Q: Blaine Gabbert had a 16-9 TD-to-interception ratio and a 44 percent completion percentage on third downs in a spread offense against college competition. It's puzzling why he is mentioned as a top-five QB. The question is, why Gabbert is considered a top-five QB based on his body of work?

Nawrocki: Quite simply, the answer is upside. When it comes to evaluating collegiate talent, the name of the game is projection. Chase Daniel produced much better statistics and ran the Tigers' offense more capably in college. However, he was also deficient in the areas of height, foot speed, arm strength and escapability and his skill set did not translate well to the NFL game. Gabbert is not nearly as accomplished or experienced, but his ceiling is far greater. He has all the physical tools to become a solid starting NFL quarterback. He also played through injuries most of the past two seasons, which often gets lost when strictly evaluating statistics or scrutinizing his production under durress. In the three games that PFW charted, Gabbert converted 60 percent of his third-down throws — a winning percentage — and consistently sustained drives and moved the chains.

Q: Is there a chance the Broncos will draft Von Miller?
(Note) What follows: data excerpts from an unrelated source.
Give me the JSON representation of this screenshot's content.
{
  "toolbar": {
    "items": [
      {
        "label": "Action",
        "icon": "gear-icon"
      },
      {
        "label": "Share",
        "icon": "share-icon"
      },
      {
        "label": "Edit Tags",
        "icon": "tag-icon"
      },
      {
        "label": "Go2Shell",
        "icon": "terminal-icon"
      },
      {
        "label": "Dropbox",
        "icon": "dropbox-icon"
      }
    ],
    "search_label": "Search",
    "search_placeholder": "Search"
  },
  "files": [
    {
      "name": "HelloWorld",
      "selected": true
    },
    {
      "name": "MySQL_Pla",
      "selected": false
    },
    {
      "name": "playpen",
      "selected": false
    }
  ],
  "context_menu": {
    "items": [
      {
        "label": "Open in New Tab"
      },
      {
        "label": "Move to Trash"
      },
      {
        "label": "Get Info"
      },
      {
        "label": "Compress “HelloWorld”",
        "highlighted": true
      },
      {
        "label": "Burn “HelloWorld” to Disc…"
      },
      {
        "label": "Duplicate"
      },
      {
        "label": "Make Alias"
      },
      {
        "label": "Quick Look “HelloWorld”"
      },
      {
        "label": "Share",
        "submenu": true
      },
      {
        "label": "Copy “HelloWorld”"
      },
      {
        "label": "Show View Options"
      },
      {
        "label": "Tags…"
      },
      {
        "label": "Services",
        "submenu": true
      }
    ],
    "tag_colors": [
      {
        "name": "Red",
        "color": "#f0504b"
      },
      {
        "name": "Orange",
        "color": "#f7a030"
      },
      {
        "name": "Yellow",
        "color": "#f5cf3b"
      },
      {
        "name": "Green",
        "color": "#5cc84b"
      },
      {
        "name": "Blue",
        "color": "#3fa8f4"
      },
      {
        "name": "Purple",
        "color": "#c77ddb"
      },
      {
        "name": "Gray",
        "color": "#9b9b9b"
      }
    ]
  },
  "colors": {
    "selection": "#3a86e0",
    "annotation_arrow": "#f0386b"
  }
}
Nawrocki: Yes, the Broncos could have their choice of any defensive player in the draft. But with John Fox shifting from a 3-4 to a 4-3 defense and Elvis Dumervil and Robert Ayers projecting from outside linebacker back to the DE position that they played in college, it's more likely that the Broncos look elsewhere. Miller is most ideally suited to line up as a 3-4 rush linebacker and better fit the odd front previously installed by Mike Nolan in Denver than he does Fox's preferred 4-3.

Q: Will the Bills go for a quarterback or defense?

Nawrocki: It all depends on who is available. If the Panthers stand put and select Cam Newton, the Bills' focus very likely will shift to selecting the best defensive player available, and their needs are greatest in the back seven. If Newton slides past the Panthers, the Bills could be faced with a dilemma that owner Ralph Wilson is surely to weigh in on given the struggles of the franchise to find a replacement for Jim Kelly. In the 14 years since Kelly retired, they have cycled through 10 starting quarterbacks (Todd Collins, Alex Van Pelt, Doug Flutie, Rob Johnson, Drew Bledsoe, J.P. Losman, Kelly Holcomb, Trent Edwards, Brian Brohm and Ryan Fitzpatrick). Chan Gailey runs a quarterback-friendly offense that does not require an elite triggerman to function adequately, and the Bills' most pressing need remains creating pressure on the opposing quarterback. Adding an impact defensive performer would make the most sense — but emotion often overrides logic when Wilson forces his opinion into the equation.

Q: Do you think the Packers should take Mark Ingram if available at No. 32, instead of an offensive guard, defensive end or outside linebacker?

Nawrocki: GM Ted Thompson has long been a value-driven decision maker, and should Ingram slide to the back of Round One, the Packers would likely pounce on him. I do not consider running back to be a core position generally worthy of drafting in the first round with the exception of rare talent such as Adrian Peterson, Bo Jackson or Earl Campbell. There are a lot of talented runners available in this year's draft and teams could find solid contributors in the middle-to-late rounds. The Packers could just as easily find one-cut, zone runners later in the draft that fit their stretch-zone, slide-protection ground game. Oklahoma's DeMarco Murray or Nebraska's Roy Helu could be available in the fourth round and allow the Packers to match talent to their scheme. If Ingram lasts until No. 32, however, he figures to be the best player on the board and could be a slam dunk to become a Packer.